The authors use the example of distinguishing between a Samoyed and a white wolf to talk about the importance of learning to rely on very small variations while ignoring others. While shallow classifiers must rely on human-crafted features which are expensive to build and always imperfect, deep classifiers are expected to learn their own features by applying a “general-purpose learning procedure” to learn the features and the classification layer from the data simultaneously.
The idea of using stochastic gradient descent (SGD) with gradient backpropagation was formulated independently several times in the 1970s and 1980s, but it was generally thought that gradient descent would be trapped by local minima. Recent analysis showed that good saddle points exist in large number in the optimization space, allowing the descent algorithm to be successful more often than had been expected. Interest in deep learning returned around 2006, and a few innovations (GPU inference, unsupervised pretraining) led to some marked advancements in the field.
Convolutional neural networks are inspired by the visual processing present in primate brains, and take advantage of the location-invariance of features in natural data. Convolutional layers contain a bank of learnable filters that are applied across the entire input, and pooling layers are used to “coarse-grain” the positions of features.

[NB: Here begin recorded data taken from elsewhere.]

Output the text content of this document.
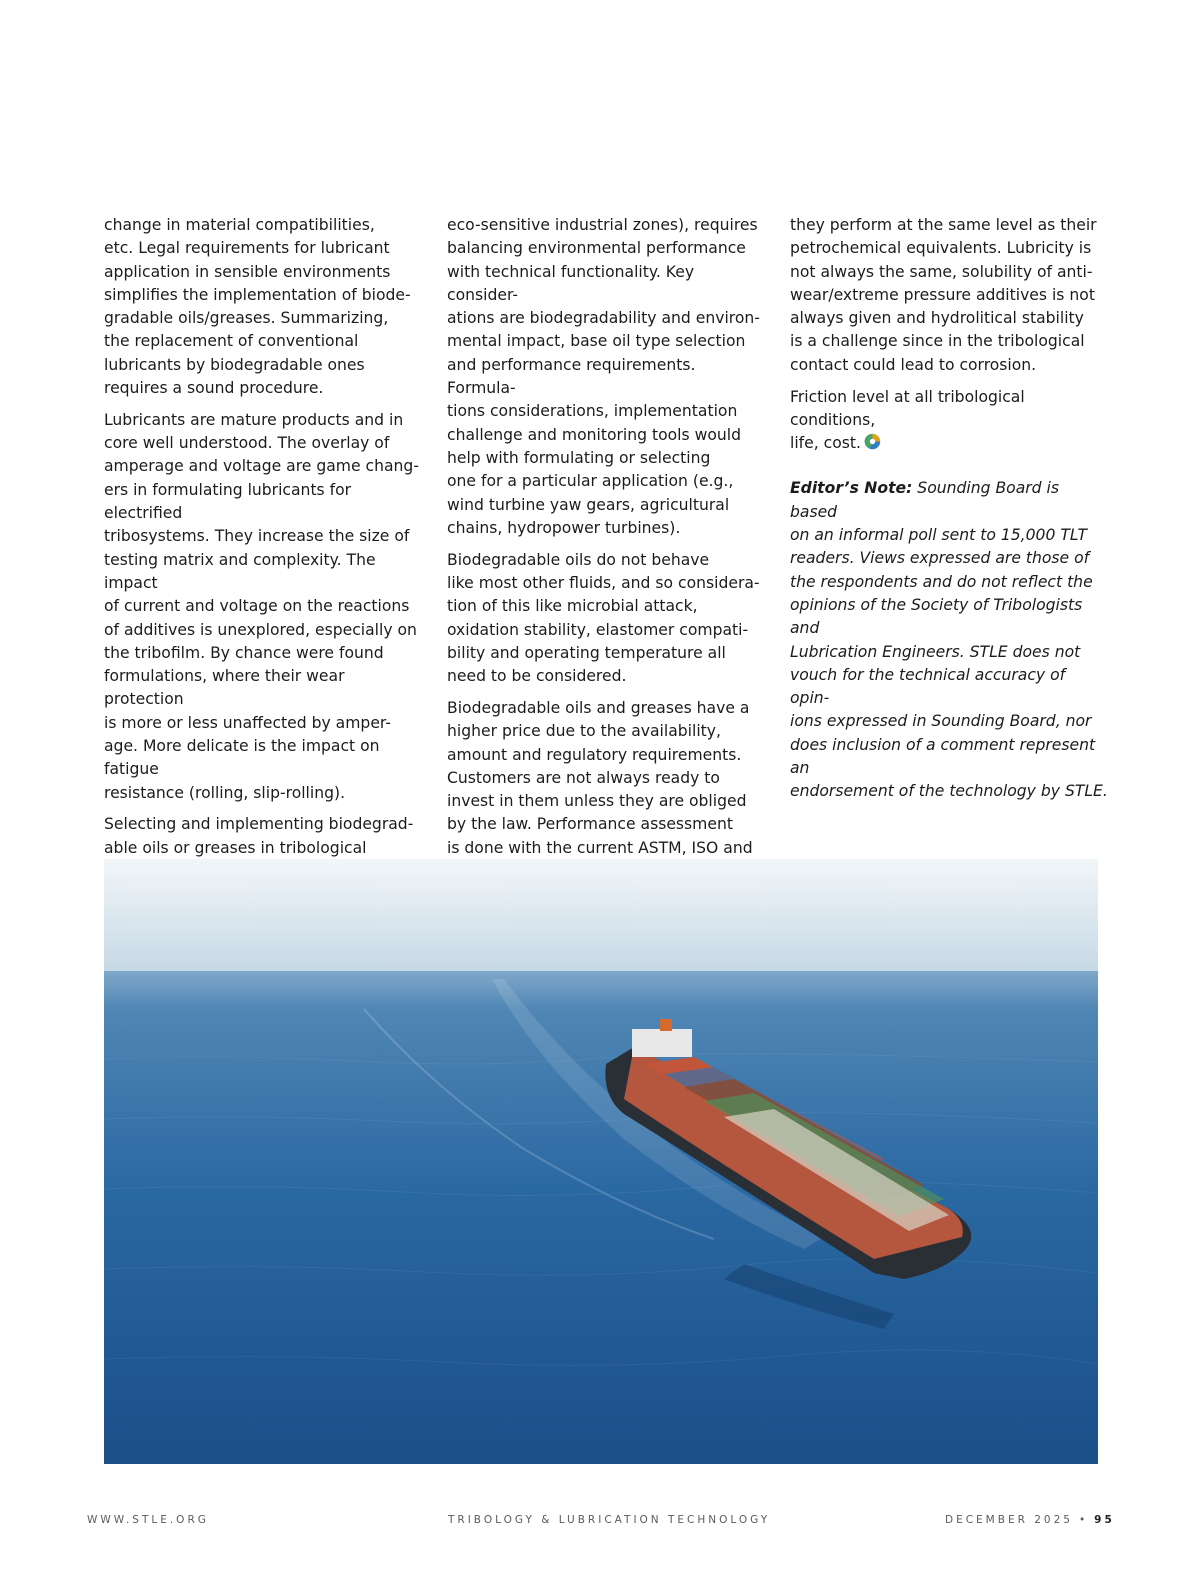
change in material compatibilities,
etc. Legal requirements for lubricant
application in sensible environments
simplifies the implementation of biode-
gradable oils/greases. Summarizing,
the replacement of conventional
lubricants by biodegradable ones
requires a sound procedure.

Lubricants are mature products and in
core well understood. The overlay of
amperage and voltage are game chang-
ers in formulating lubricants for electrified
tribosystems. They increase the size of
testing matrix and complexity. The impact
of current and voltage on the reactions
of additives is unexplored, especially on
the tribofilm. By chance were found
formulations, where their wear protection
is more or less unaffected by amper-
age. More delicate is the impact on fatigue
resistance (rolling, slip-rolling).

Selecting and implementing biodegrad-
able oils or greases in tribological

eco-sensitive industrial zones), requires
balancing environmental performance
with technical functionality. Key consider-
ations are biodegradability and environ-
mental impact, base oil type selection
and performance requirements. Formula-
tions considerations, implementation
challenge and monitoring tools would
help with formulating or selecting
one for a particular application (e.g.,
wind turbine yaw gears, agricultural
chains, hydropower turbines).

Biodegradable oils do not behave
like most other fluids, and so considera-
tion of this like microbial attack,
oxidation stability, elastomer compati-
bility and operating temperature all
need to be considered.

Biodegradable oils and greases have a
higher price due to the availability,
amount and regulatory requirements.
Customers are not always ready to
invest in them unless they are obliged
by the law. Performance assessment
is done with the current ASTM, ISO and

they perform at the same level as their
petrochemical equivalents. Lubricity is
not always the same, solubility of anti-
wear/extreme pressure additives is not
always given and hydrolitical stability
is a challenge since in the tribological
contact could lead to corrosion.

Friction level at all tribological conditions,
life, cost.

Editor’s Note: Sounding Board is based
on an informal poll sent to 15,000 TLT
readers. Views expressed are those of
the respondents and do not reflect the
opinions of the Society of Tribologists and
Lubrication Engineers. STLE does not
vouch for the technical accuracy of opin-
ions expressed in Sounding Board, nor
does inclusion of a comment represent an
endorsement of the technology by STLE.

WWW.STLE.ORG	TRIBOLOGY & LUBRICATION TECHNOLOGY	DECEMBER 2025 • 95
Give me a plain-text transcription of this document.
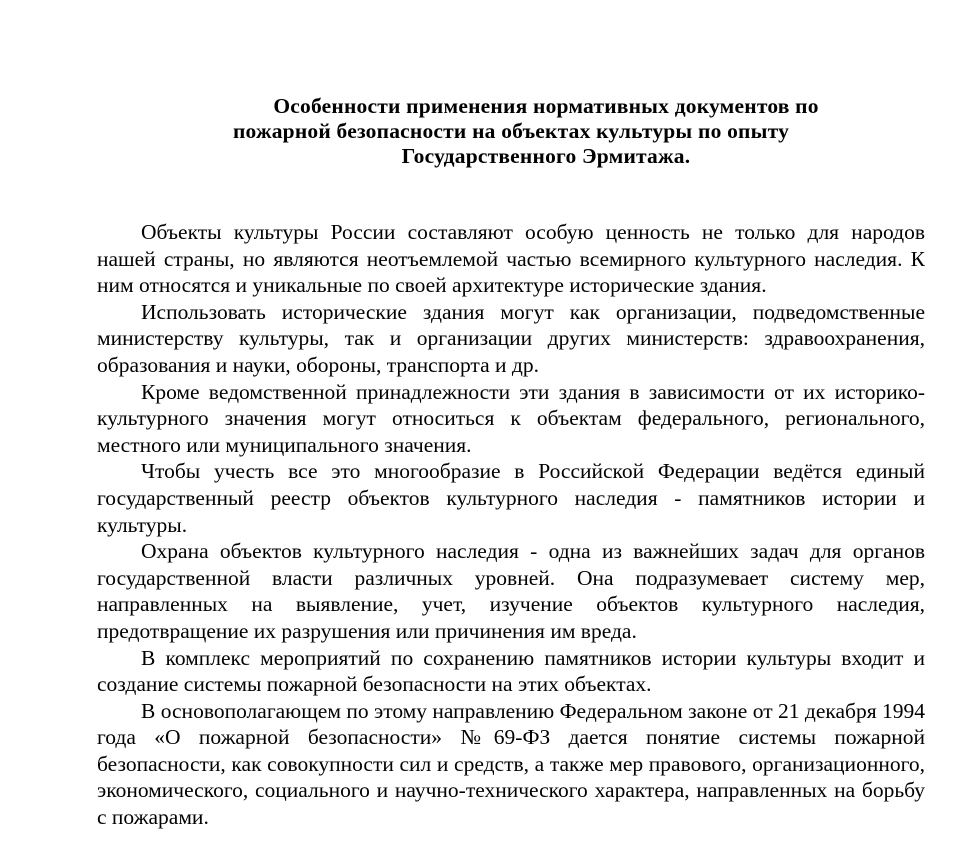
Особенности применения нормативных документов по
пожарной безопасности на объектах культуры по опыту
Государственного Эрмитажа.

Объекты культуры России составляют особую ценность не только для народов нашей страны, но являются неотъемлемой частью всемирного культурного наследия. К ним относятся и уникальные по своей архитектуре исторические здания.

Использовать исторические здания могут как организации, подведомственные министерству культуры, так и организации других министерств: здравоохранения, образования и науки, обороны, транспорта и др.

Кроме ведомственной принадлежности эти здания в зависимости от их историко-культурного значения могут относиться к объектам федерального, регионального, местного или муниципального значения.

Чтобы учесть все это многообразие в Российской Федерации ведётся единый государственный реестр объектов культурного наследия - памятников истории и культуры.

Охрана объектов культурного наследия - одна из важнейших задач для органов государственной власти различных уровней. Она подразумевает систему мер, направленных на выявление, учет, изучение объектов культурного наследия, предотвращение их разрушения или причинения им вреда.

В комплекс мероприятий по сохранению памятников истории культуры входит и создание системы пожарной безопасности на этих объектах.

В основополагающем по этому направлению Федеральном законе от 21 декабря 1994 года «О пожарной безопасности» №69-ФЗ дается понятие системы пожарной безопасности, как совокупности сил и средств, а также мер правового, организационного, экономического, социального и научно-технического характера, направленных на борьбу с пожарами.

Convolutional networks gained popularity following the 2012 ImageNet competition where a ConvNet trained on web images managed to cut the best error rates in half. The success was attributed to the use of GPUs, ReLUs, dropout, and data augmentation.
Neural language models learn to predict a next word given the context of earlier words. In the process of training a neural language model, it was discovered that the produced vectors had distributed representations that coincided with human intuition about the similarity of words, i.e. vectors for Norway and Sweden are very similar.
RNNs have required some research effort in order to solve their vanishing/exploding gradient problems, but are very good at language modeling and sequence-to-sequence translation. RNNs tend to struggle to hold onto long-term dependencies, and so LSTMs were devised as a way to explicitly provide RNNs with memory that naturally stores information for a long time. Other approaches like Neural Turing Machines and memory networks have been shown to be able to learn algorithms, not just functions.
Looking ahead, the authors expect to see great improvements in the areas of unsupervised learning, reinforcement learning for vision, natural language understanding, and reasoning.
This was the first time I’ve read about the importance of unsupervised pretraining as the kick-start to the early modern advancements in deep learning. It was interesting to learn how important that was to unlocking the potential of deeper models, particularly on smaller datasets, and how ReLU apparently resolved much of the need for pretraining.
It’s also interesting to read about language modeling from a pre-attention perspective. I think this entire article would have been written completely differently only 4 or 5 years later due to the amazing advances achieved by transformer models.